I write this on the fourth day of World Sherry Day. Yes, you read that right, a day that has so far lasted four days, and there are a few more to come. World Sherry Day is, in fact, seven days long. You may well think that there is a perfectly good unit of temporal measurement that covers just such a time frame. But no, World Sherry Week simply would not do. Forget the Summer Solstice – this is the longest day of the year.
Winey days are all the rage at the moment – Syrah Day and Carignan Day were in February, Malbec World Day was in April and International Sauvignon Blanc Day just last week. Looking ahead World Cabernet Day happens every year in late August or early September, just a week or so before International Grenache Day – but sherry is trumping the lot. Its bloated extension has lead to an unfortunate clash: today, Thursday 23 May, will not only see World Sherry Day stretch beyond its 96th hour but also witness the cork pop on International Chardonnay Day. Rather disappointingly, particularly for fans of Portuguese fortified wine, World Port Day turns out to be an annual maritime event held in Rotterdam.

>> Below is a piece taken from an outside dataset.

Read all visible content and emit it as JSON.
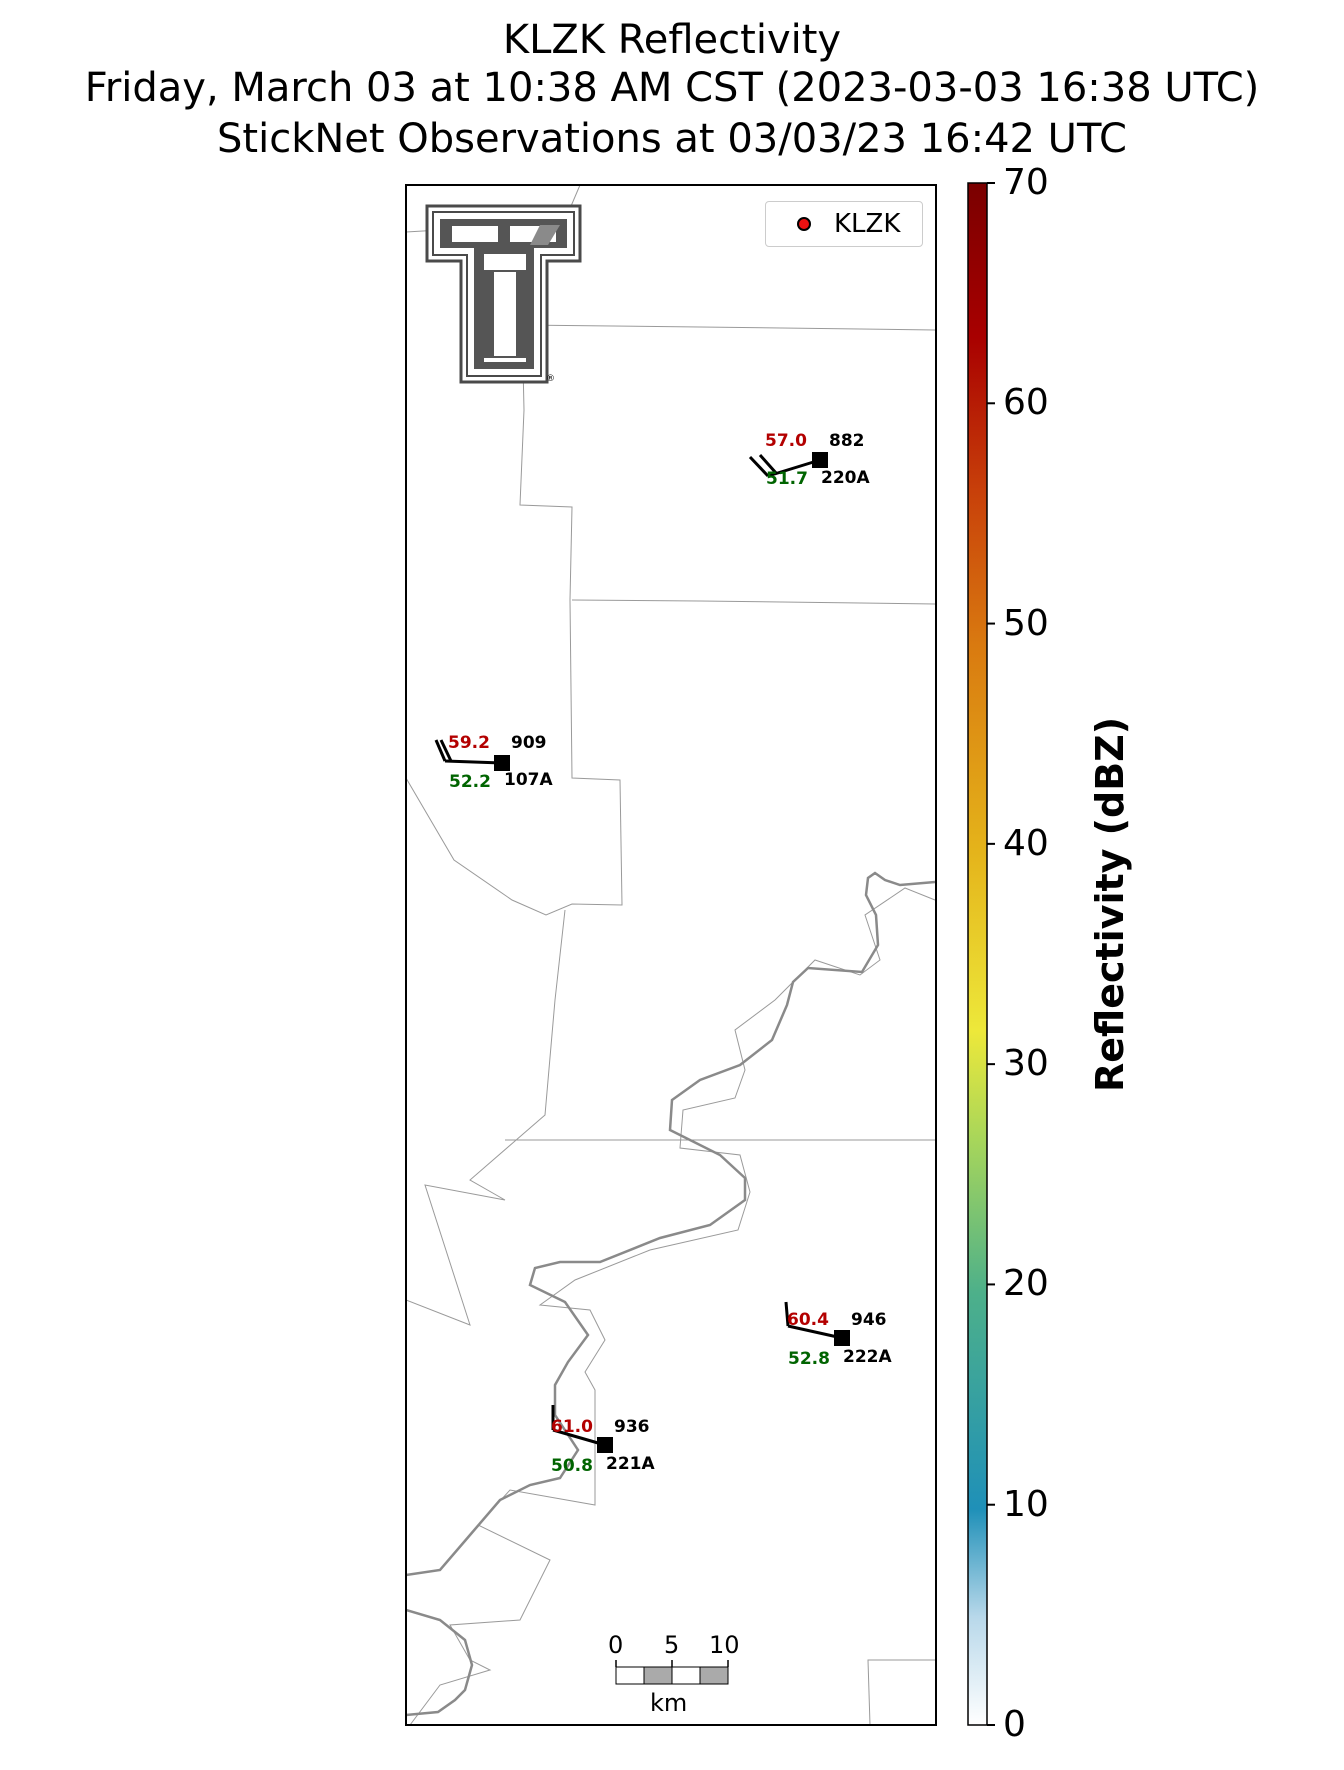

There is some logic behind most of the scheduling, with white wines celebrated just as the first rays of spring sunshine warm the backs of northern-hemisphere drinkers and red wines toasted as the leaves are pondering their autumnal colour change, or bang in the middle of winter. Forget wine-and-food matching, this is wine-and-season matching, and there is no wine for which it is more important than dry sherry.
If dry wine in general is an acquired taste – just try giving some to a child if you’re not sure (it would probably be wise to ask their parent first) – dry sherry is a taste to acquire after that taste is acquired. I have witnessed seasoned wine-lovers literally shriek with horror at the first sip of a fresh Fino, whose unique flavour comes from the time it spends in a barrel covered – and let’s not beat about the bush here – by a thick layer of fungal growth.
If you want to introduce someone, possibly yourself, to the joys of dry sherry you need to pick your moment. It makes no sense out of context. Supping it while there’s frost at the window would just be jarring, like welcoming dinner party guests by putting the Banana Splits Theme on the stereo, or decorating your child’s nursery with a full-scale replica of Picasso’s Guernica. But sitting outside on a warm afternoon, with a plate or two of something salty – cured ham works well, olives will do, salted marcona almonds are the absolute best – and condensation beading on the fridge-fresh bottle, it’s very fine indeed. If you’re in Spain it’s better still, but you may find almonds easier to arrange.
One of the cool things about dry sherry is the price. Really expensive ones simply don’t exist – they’re either cheap, or very cheap. If the queen decides to have a glass, it will come from a bottle that cost less than £15 (though if I were a trader I’d perhaps be tempted to bump prices up a bit if I saw a customer walk in wearing ermine and the Koh-i-Noor diamond). Hidalgo’s reliably good manzanilla La Gitana costs around £8 for a full bottle, but if we’re talking royalty, the crown prince of dry sherries, Tio Pepe’s “En Rama” Fino, released each year since 2009 at the start of spring with a warning to have it drunk by the end of July, costs £13.95 at The Wine Society and is equally available from Adnams, Berry Bros, Lea & Sandeman and others. You can buy it by the half-bottle for an even cheaper fix.
Unlike most commercial sherries it is unfined, unfiltered and thus unstable, hence the need to drink up. Not usually a problem – it tends to hang around for even less time than World Sherry Day – but you do really need the sun to turn up at some point. When I met Antonio Flores, the winemaker, he described the En Rama as “wild, untamed Tio Pepe”, but then he’s not particularly scared of hyperbole. He also told me he expects drinkers to “experience a little bit of our cellars – that magical moment when time stops. It’s life in a glass.”
Dry sherry is not for everyone, but sweeter styles are very hard to resist. Having sipped your fino/manzanilla on the patio/roof terrace/postage-stamp-sized London garden with some pre-dinner nibbles, consider coming inside when it gets a bit chilly, sorting yourself out with some tangy cheese, or just some glasses, and opening a bottle of Matusalem, a sweet oloroso sherry from Gonzalez Byass (the people also behind Tio Pepe) that has been aged 30 years (and still costs a thoroughly non-ludicrous £15-£20 for a half-bottle, from Ocado, Tesco online and independents) and is seriously nutty, figgy, luscious and, at 20.5% abv, dangerously moreish. It can be hard to say no to another one, which is quite possibly also what the organisers of World Sherry Day thought when they came to schedule their celebration.